第3章 14:洞窟の宝
森の奥深くへと続く獣道を抜けた先に、その洞窟は口を開けていた。
苔むした岩肌に覆われ、昼間だというのに内部は闇に沈んでいる。
──古代の宝物が眠っている。
村から受けたその報告。
冒険者は胸を静かに高鳴らせていた。
一歩足を踏み入れると、ひんやりとした空気が肌を撫でる。足元は湿った石が転がり、不用意に踏み出せば簡単に体勢を崩しそうだった。
慎重に、息を殺しながら進む。
壁際には古い罠の名残があり、天井からは今にも崩れ落ちそうな岩が不穏な影を落としている。
それでも、注意深く観察する。
一つひとつ危険を避けて進んだ先──
洞窟の最奥で、古びた宝箱は静かに佇んでいた。
宝箱は想像以上に重かった。
両腕にずしりとした感触が伝わる。落とせば中身だけでなく、自分の命も危うい。
ゆっくりと、確実に運び出す。
途中、小さな落石が足元をかすめたが、咄嗟に身を引いてやり過ごした。
「安全第一で行動すれば、冒険も成果に変わる」
自分に言い聞かせるように呟きながら、洞窟を後にした。
村へ戻ると、宝箱を目にした村人たちは一斉に息を呑み、次の瞬間、歓声と笑顔に包まれた。

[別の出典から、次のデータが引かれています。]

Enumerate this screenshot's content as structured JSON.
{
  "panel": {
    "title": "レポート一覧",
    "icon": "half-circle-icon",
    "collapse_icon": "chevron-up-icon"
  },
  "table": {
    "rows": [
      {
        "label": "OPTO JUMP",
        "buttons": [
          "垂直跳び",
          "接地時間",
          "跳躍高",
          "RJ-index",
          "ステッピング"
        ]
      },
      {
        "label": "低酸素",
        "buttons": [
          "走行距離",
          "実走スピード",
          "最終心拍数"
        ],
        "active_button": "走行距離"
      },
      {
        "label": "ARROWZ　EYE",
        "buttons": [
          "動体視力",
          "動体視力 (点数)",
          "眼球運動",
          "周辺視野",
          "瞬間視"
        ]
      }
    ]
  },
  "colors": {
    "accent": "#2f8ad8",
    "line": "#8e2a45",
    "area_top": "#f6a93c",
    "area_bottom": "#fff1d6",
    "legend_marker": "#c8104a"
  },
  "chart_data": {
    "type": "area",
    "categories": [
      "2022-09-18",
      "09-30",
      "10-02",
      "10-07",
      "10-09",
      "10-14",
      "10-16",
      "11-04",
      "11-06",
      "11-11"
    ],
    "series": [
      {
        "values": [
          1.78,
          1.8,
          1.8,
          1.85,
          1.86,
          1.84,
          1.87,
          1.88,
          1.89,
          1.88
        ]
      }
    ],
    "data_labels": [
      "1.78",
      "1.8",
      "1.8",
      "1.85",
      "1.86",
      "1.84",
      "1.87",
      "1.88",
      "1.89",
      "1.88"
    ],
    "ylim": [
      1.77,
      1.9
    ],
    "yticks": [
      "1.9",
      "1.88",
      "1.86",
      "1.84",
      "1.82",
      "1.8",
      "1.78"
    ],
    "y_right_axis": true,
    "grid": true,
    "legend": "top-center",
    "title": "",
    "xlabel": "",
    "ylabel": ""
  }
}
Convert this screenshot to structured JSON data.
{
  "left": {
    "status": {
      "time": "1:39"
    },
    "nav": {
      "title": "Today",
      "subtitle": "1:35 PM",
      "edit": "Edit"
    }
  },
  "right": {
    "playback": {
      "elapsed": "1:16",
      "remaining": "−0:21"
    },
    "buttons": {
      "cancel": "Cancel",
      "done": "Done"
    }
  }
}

その宝は単なる財宝ではなく、村の歴史を記した品や、生活を支える道具だったのだという。
宝が村の未来に役立つと知り、胸の奥に静かな誇りが灯った。
しかし、冒険はそれで終わりではなかった。
その日の夕方、村の長老チータが困った顔で呼び止めた。
「実はのう、冒険者……。
長年使ってきた家の屋根や家具が、もう限界でな」
戦いではなく、修繕の依頼。
当然、引き受ける。
ハンマーと手袋を手に取り、村人たちと力を合わせる。
木材を運び、
釘を打ち、
軋んでいた屋根を直す。
傷んだ家具を磨き、埃だらけだった床を掃くと、家は少しずつ元の温もりを取り戻していった。
作業の合間に交わされる笑い声や、差し出される水の冷たさが、妙に心地よい。
すべてが終わった頃、チータは深く頭を下げ、満面の笑みで言った。
「本当に助かった、ありがとう!」
その言葉に、胸の奥がじんわりと温かくなる。
私は家の前で大きく深呼吸をした。
洞窟で宝を運んだ時の緊張感と、今ここにある穏やかな達成感。どちらも同じ冒険の一部だ。
剣を振るうだけが冒険じゃない。
この世界で誰かの役に立つこと、その積み重ねが確かな成果になる。
そう実感しながら、今日も静かに一日を終えた。
「あけましておめでとうごさいます!冒険者。
三元日はクエストクリアでお年玉ボーナスがあります!頑張りましょう!」
今日もレベッカが聞いたことがない事を言っている。
三元日って、なんだろう?
お年玉って、なんだろう?
これもまた、
私ではない誰か……なら、分かる事──。